Shanghai-listed shares rose for the first time in nine sessions on Friday, June 14, 2013, as value buying across the board following recent selloff trims the market valuation to the lowest since Dec. 12. The Shanghai Composite Index bounced 0.64% to 2,162.04 while the smaller Shenzhen Composite Index gained 2.13% to 975.65. Mainland's shares declined to six-month low on Thursday in reaction to a spate of weaker-than-expected data released over the weekend and the prospect of the resumption of initial public offerings [IPOs] leading to a share glut.
China released a number of statistics over the weekend suggesting a slowdown in both external and domestic demand, including a meager 1% rise for exports and 0.3% decline in imports from a year earlier. Meanwhile, the consumer price index rose 2.1% after climbing 2.4% in April, but the producer price index, which measures factory-level prices, fell 2.9%. China's industrial production was up 9.2% year on year in May, down fractionally from April's growth rate, and much slower than the rates of expansion routinely recorded in 2010 and 2011.
The China's economic growth slowed to 7.7% in the first quarter after a 7.9% rise in the fourth quarter of last year.

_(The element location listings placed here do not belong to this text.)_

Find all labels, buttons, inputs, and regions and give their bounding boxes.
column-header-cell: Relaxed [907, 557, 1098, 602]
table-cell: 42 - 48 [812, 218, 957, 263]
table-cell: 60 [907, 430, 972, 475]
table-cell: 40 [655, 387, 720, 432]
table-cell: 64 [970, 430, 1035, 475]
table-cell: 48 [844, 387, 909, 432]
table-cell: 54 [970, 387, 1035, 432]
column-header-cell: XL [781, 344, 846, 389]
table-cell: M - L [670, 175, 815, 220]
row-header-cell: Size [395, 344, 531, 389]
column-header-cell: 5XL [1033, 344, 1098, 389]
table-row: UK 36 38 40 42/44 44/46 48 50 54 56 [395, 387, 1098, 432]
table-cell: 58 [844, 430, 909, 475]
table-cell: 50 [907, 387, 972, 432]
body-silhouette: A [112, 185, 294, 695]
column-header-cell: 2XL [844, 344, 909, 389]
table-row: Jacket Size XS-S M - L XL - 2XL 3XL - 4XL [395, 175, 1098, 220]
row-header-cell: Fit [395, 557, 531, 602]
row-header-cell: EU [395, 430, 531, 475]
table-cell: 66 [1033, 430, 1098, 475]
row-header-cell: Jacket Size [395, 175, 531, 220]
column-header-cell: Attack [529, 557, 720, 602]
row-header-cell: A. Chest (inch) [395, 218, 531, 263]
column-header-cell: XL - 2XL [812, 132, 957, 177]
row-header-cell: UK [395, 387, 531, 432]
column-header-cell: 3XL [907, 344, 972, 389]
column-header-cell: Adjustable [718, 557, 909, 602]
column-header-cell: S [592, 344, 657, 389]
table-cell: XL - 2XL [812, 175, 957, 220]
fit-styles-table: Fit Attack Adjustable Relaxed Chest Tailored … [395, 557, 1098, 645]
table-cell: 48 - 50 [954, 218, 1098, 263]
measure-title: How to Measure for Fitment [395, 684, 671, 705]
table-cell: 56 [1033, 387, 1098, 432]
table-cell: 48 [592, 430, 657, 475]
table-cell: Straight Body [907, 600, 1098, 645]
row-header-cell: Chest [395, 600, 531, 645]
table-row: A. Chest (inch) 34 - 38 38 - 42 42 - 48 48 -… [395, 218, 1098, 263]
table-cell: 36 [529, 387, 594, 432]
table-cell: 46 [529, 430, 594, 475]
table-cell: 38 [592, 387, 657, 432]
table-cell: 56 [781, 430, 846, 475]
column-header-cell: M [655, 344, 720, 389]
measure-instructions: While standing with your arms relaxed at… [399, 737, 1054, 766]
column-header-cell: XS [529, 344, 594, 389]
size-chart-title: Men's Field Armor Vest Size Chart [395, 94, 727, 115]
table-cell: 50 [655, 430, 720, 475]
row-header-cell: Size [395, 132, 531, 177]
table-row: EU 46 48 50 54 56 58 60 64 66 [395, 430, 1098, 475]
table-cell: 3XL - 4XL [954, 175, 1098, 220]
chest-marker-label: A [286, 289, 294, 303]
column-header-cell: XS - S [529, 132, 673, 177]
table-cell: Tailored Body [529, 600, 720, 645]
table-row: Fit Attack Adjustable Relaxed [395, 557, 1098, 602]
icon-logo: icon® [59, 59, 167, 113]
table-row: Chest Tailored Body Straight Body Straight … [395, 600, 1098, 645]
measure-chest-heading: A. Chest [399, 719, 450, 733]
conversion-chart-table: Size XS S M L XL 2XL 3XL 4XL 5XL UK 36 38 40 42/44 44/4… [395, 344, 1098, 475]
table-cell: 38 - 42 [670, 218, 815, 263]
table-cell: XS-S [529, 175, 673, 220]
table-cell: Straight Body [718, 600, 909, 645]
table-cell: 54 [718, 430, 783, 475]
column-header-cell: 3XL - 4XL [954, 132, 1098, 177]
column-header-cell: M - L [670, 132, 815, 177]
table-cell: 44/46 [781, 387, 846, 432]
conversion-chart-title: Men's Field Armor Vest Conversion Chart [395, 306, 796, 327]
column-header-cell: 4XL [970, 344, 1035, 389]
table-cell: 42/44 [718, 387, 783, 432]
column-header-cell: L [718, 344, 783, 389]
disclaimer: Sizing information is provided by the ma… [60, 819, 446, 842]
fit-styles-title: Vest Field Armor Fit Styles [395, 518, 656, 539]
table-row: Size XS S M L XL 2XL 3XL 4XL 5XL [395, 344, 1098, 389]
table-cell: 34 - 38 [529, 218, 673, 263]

The World Bank cut its forecast from 8.3% to 7.7%, the second cut since December. Morgan Stanley also lowered its projection from 8.2% to 7.6%, citing a less pro-growth policy stance of the Chinese government. UBS, Barclays, RBS, ANZ and other lenders put their forecasts below 8%.
Hong Kong's shares finished moderate higher in tandem with rise in Wall Street overnight, Mainland China and other regional bourses. The Hang Seng Index closed today at 20969.14, up 82.10 points or 0.39%. Chinese developers advanced on Xinhua News Agency report that Beijing home sales soared 40% in the five months through May, citing government data.
India's S&P BSE Sensex closed 1.9% higher on the back of positive cues from global peers and as investors took comfort in easing inflation. Shares of realty, consumer durable, auto, refinery and capital goods sectors advanced.
Elsewhere in the region, Indonesia's JKSE rose 3.3%. Singapore's Straits Times Index gained 1%. Malaysia's KLSE added 1.1%. Taiwan's Taiex Index fell 0.2%.